Van Mitten pensait à ce voyage imprévu, et ne cessait de se demander pourquoi lui, citoyen des provinces bataves, il était lancé sur les routes littorales de la mer Noire, lorsqu'il pouvait tranquillement rester dans le faubourg de Péra, à Constantinople.

Ahmet, lui, avait franchement pris son parti de ce départ. Mais il était bien décidé à ne point épargner la bourse de son oncle, dans tous les cas où un retard devrait être évité ou un obstacle franchi à prix d'argent. On irait par le plus court, mais aussi par le plus vite.

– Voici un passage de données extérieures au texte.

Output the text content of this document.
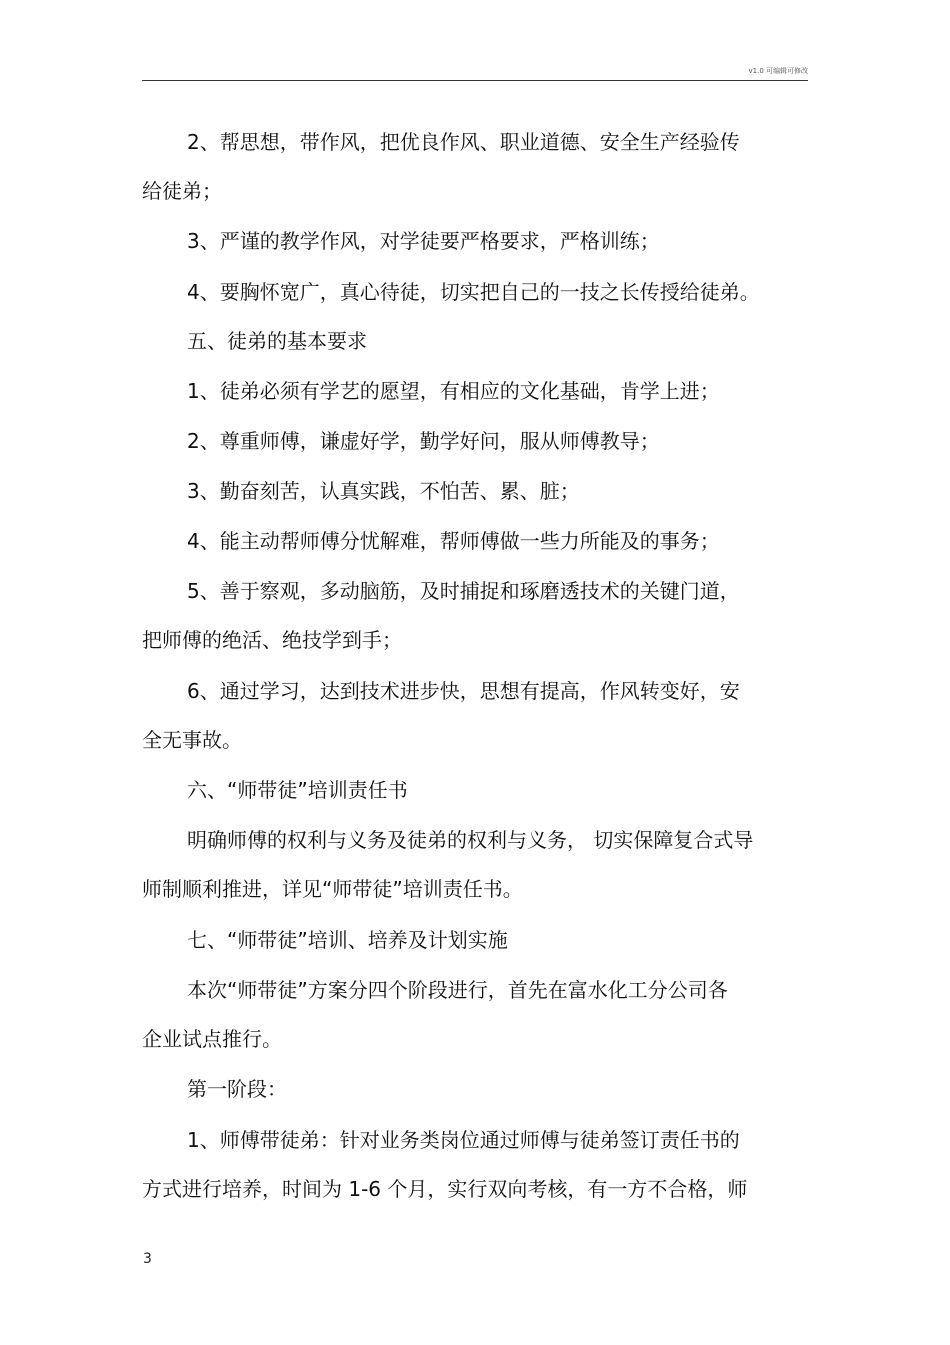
v1.0 可编辑可修改
2、帮思想，带作风，把优良作风、职业道德、安全生产经验传
给徒弟；
3、严谨的教学作风，对学徒要严格要求，严格训练；
4、要胸怀宽广，真心待徒，切实把自己的一技之长传授给徒弟。
五、徒弟的基本要求
1、徒弟必须有学艺的愿望，有相应的文化基础，肯学上进；
2、尊重师傅，谦虚好学，勤学好问，服从师傅教导；
3、勤奋刻苦，认真实践，不怕苦、累、脏；
4、能主动帮师傅分忧解难，帮师傅做一些力所能及的事务；
5、善于察观，多动脑筋，及时捕捉和琢磨透技术的关键门道，
把师傅的绝活、绝技学到手；
6、通过学习，达到技术进步快，思想有提高，作风转变好，安
全无事故。
六、“师带徒”培训责任书
明确师傅的权利与义务及徒弟的权利与义务， 切实保障复合式导
师制顺利推进，详见“师带徒”培训责任书。
七、“师带徒”培训、培养及计划实施
本次“师带徒”方案分四个阶段进行，首先在富水化工分公司各
企业试点推行。
第一阶段：
1、师傅带徒弟：针对业务类岗位通过师傅与徒弟签订责任书的
方式进行培养，时间为 1-6 个月，实行双向考核，有一方不合格，师
3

Le jeune homme ruminait tout cela dans sa tête, quand, au tournant du petit cap, il aperçut au fond de la baie la villa du banquier Sélim. Ses yeux se fixèrent sur ce point,—sans doute au moment où les yeux d'Amasia se portaient vers lui,—et il est probable que leurs regards se croisèrent sans avoir pu s'atteindre.

Puis, s'adressant à son oncle, Ahmet, résolu à toucher une question des plus délicates, lui demanda s'il avait arrêté minutieusement tous les détails de l'itinéraire.

«Oui, mon neveu, répondit Kéraban. Nous suivrons, sans jamais l'abandonner, la route qui contourne le littoral.

—Et nous nous dirigeons, en ce moment?…

—Sur Koblewo, à une douzaine de lieues d'Odessa, et je compte bien y arriver ce soir.

—Et une fois à Koblewo? demanda Ahmet….

—Nous voyagerons toute la nuit, mon neveu, afin d'arriver à Nikolaief demain, vers midi, après avoir franchi les dix-huit lieues qui séparent cette ville de la bourgade.

—Très bien, oncle Kéraban, il s'agit d'aller vite, en effet!… Mais, arrivé à Nikolaief, ne songerez-vous pas à atteindre, en quelques jours seulement, les districts du Caucase?